By December, even the stubborn Pochettino realized it. He made a move toward a 3-4-3/3-5-2 hybrid system that did a couple important things:

  • It solved the ball progression problem by allowing Jan and either Toby or Dier to push even further forward.
  • It restored the deep central pivot to recycle possession.
  • It concealed most of Wanyama’s limitations.
  • It dropped Eriksen into a deeper, more central role, enabling him to also play a role in advancing the ball.

One of the main reasons that system worked is Victor Wanyama. Indeed, the team experimented with a Dembele-less version of the system in December and, even if the opposition was quite poor, looked far more comfortable than they ever do when playing without Dembele in the 4-2-3-1. This is because the system was aggressive enough to advance the ball without Dembele in the squad and because Wanyama’s range made up for the relative lightness of the midfield.

With the three defender system, Wanyama’s two biggest limitations are basically muted: First, his lack of ball progression is not a problem because there are so many other options for Spurs to advance the ball. Second, because there is a third center back, Wanyama doesn’t need to drop off vertically to split the center backs, something he struggled to do when asked to do so in the 4-2-3-1.

What went wrong?

Let’s talk a bit about Wanyama’s limitations now.

First, his first touch is often quite poor, which can lead to turnovers in the defensive half. In the 4-2-3-1 this was a big problem because Wanyama ought to have been the deepest central player in the system because the center backs ought to push wide and high. That said, it may actually be a good thing for us that Wanyama wasn’t better at splitting the center halves—we may have seen a lot of dangerous turnovers if he had dropped off into deep central positions more often.

Second, his passing is erratic, particularly his close-range passing. This, again, can lead to turnovers. But it also can kill attacks before they can even start. Given that Wanyama is often the player who wins the ball, his inability to distribute can be a huge source of frustration.

That said, the 3-5-2 helped address some of these problems so they became way less of an issue as the year progressed. Additionally, Wanyama seemed to take major strides and was far more reliable in possession by the end of the season.

What now?

If Tottenham is going to compete in both the Premier League and the Champions League, the squad needs 14 to 16 players good enough to start consistently at that level. Wanyama is absolutely the sort of player we should have in and around the first XI. If we’re playing 4-2-3-1, then a Dierbele midfield is a far better solution than anything with Wanyama in it.
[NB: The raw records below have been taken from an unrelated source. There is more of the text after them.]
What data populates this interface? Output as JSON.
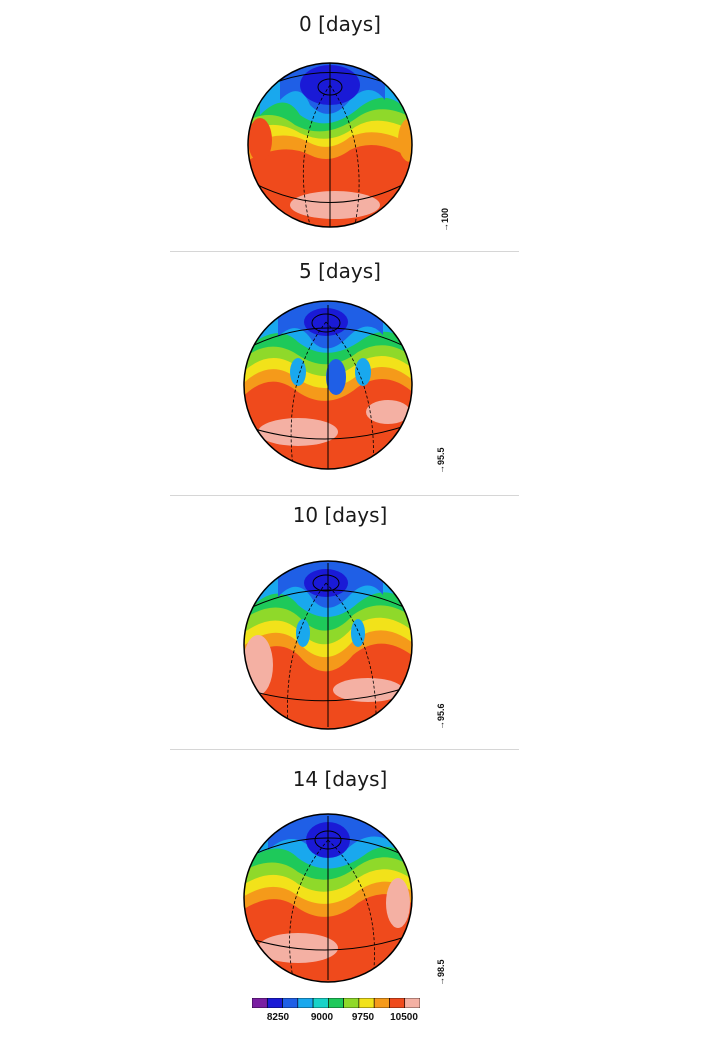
{
  "panels": [
    {
      "title": "0 [days]",
      "vector_ref": "100"
    },
    {
      "title": "5 [days]",
      "vector_ref": "95.5"
    },
    {
      "title": "10 [days]",
      "vector_ref": "95.6"
    },
    {
      "title": "14 [days]",
      "vector_ref": "98.5"
    }
  ],
  "colorbar": {
    "colors": [
      "#7a1fa2",
      "#1a1ad6",
      "#1f5fe6",
      "#19a8ee",
      "#18d3c8",
      "#1ec95a",
      "#8fd92a",
      "#f2e21a",
      "#f59a1a",
      "#ef4a1c",
      "#f4b0a3"
    ],
    "ticks": [
      "8250",
      "9000",
      "9750",
      "10500"
    ]
  }
}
That said, any kind of system using a single pivot, either the briefly used 4-1-4-1 of last fall or the 3-5-2 we saw more often, requires a midfielder like Wanyama.

If you look at most of the elite European teams, they have a handful of players who are great squad players, know their role in the team, and execute it at a high level. They aren’t the world-class stars in the team, but they’re solid, key contributors who will play in 20+ league games as starters or impact subs, and who will make one or two key plays in pivotal matches.

Sir Alex Ferguson’s United teams were full of these sorts of players. The 2012-13 team, which was his final United team and won the league got 21 starts from Jonny Evans, 24 from Antonio Valencia, 17 from Ashley Young, 18 from Tom Cleverley, and 17 from Shinji Kagawa.

The 2009-10 Chelsea side that won the league had a similar group of key support players. Ricardo Carvalho, John Obi Mikel, Yuri Zhirkov, and Salomon Kalou all made regular appearances in the squad.

Simply put, if you want to compete at the highest levels of the European game, you need 14-16 players who can make around 20 appearances in the league without completely screwing up your season. They can’t all be elite, world-class talents, but they need to be good enough and they need to add something unique to the team. Victor Wanyama is that sort of player. Given his price and the role he filled in the team, he’s undoubtedly one of our best transfer signings in recent years.